The effect of time on cognitive impairments after non-traumatic subarachnoid haemorrhage and after traumatic brain injury.

Brain Inj 2018 16;32(12):1465-1476. Epub 2018 Jul 16.

a Dep. of Clinical Sciences, Danderyd Hospital , Karolinska Institutet , Stockholm , Sweden.

Objectives: To compare the effect of time on cognitive impairments after Subarachnoid Haemorrhage and Traumatic Brain Injury and explore associations with baseline variables and global function.

Methods: Patients with a Glasgow Coma Scale score of 3-13, were assessed at 3, 6 and 12 months post injury by use of BNIS for cognitive impairment, RLAS-R to categorise cognitive and behavioural function, Barthel Index to assess performance of daily living, HADS to screen for depression and anxiety, and EuroQoL-5D, LiSat-11 and Glasgow Outcome Scale Extended to assess global function.

Results: BNIS T-scores did not differ significantly between groups and the proportion of patients with cognitive impairments was not significantly different at any time point.

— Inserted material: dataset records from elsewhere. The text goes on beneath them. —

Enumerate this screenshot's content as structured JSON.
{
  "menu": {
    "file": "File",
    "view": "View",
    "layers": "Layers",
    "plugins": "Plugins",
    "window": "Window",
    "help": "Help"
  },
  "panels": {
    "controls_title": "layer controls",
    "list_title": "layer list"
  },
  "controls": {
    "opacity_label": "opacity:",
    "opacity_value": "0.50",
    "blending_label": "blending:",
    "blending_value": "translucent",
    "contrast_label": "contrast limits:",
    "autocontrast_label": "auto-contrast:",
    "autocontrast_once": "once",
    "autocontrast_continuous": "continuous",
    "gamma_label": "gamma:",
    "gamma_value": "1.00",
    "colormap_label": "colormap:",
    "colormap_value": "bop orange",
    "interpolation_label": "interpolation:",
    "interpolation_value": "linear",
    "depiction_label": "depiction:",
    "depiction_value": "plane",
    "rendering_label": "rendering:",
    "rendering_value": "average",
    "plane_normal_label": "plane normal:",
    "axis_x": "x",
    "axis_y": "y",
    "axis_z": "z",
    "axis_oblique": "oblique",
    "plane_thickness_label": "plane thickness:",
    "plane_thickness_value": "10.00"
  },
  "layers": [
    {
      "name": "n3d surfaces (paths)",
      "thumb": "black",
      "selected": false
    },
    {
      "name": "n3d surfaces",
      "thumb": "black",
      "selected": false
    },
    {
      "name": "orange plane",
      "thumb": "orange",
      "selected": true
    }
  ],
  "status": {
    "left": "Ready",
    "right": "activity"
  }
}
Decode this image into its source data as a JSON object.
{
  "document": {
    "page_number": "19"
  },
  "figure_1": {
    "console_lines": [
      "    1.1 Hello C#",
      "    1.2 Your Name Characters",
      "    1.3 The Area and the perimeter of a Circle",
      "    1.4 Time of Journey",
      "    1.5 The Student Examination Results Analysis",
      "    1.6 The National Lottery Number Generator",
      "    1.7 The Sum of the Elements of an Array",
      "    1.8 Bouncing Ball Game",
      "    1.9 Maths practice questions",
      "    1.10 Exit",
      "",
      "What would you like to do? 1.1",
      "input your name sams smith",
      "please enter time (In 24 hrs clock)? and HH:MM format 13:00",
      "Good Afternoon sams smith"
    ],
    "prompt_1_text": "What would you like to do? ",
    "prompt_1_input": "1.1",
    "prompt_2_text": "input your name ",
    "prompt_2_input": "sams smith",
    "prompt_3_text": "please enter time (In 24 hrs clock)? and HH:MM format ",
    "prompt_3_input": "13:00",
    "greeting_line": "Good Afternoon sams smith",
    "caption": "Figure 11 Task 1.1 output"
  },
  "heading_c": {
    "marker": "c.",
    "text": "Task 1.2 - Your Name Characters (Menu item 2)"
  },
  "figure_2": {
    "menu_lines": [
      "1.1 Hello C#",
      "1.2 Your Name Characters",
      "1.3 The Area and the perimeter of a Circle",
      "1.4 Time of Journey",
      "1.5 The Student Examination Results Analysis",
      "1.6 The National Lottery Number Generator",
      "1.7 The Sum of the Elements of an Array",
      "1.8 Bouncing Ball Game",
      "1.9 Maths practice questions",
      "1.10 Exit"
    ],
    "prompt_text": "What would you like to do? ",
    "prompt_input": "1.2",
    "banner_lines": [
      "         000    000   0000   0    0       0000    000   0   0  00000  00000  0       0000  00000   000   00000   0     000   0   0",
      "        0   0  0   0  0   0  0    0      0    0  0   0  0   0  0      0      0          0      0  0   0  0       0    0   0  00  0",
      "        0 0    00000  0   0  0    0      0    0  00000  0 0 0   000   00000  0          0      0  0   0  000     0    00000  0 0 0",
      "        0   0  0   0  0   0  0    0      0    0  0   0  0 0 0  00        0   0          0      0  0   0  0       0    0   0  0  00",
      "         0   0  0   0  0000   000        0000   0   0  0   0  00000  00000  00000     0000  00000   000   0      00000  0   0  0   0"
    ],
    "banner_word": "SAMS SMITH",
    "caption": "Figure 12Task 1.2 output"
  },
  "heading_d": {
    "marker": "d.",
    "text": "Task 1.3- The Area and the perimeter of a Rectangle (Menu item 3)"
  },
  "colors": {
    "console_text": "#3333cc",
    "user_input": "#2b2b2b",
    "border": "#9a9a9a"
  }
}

Cognition improved significantly between all time points in both groups except from 6 to 12 months after TBI. Generalised estimating equation showed non-significant signs of slower recovery of BNIS T-scores over time after SAH. Acute GCS scores were associated with BNIS T-scores after TBI but not after SAH. At 12 months, similar proportions of patients with SAH and TBI had good outcome.

Conclusions: Cognitive improvements after SAH and TBI exhibit similarities and correlate with global function. GCS scores are associated with outcome after TBI but not after SAH.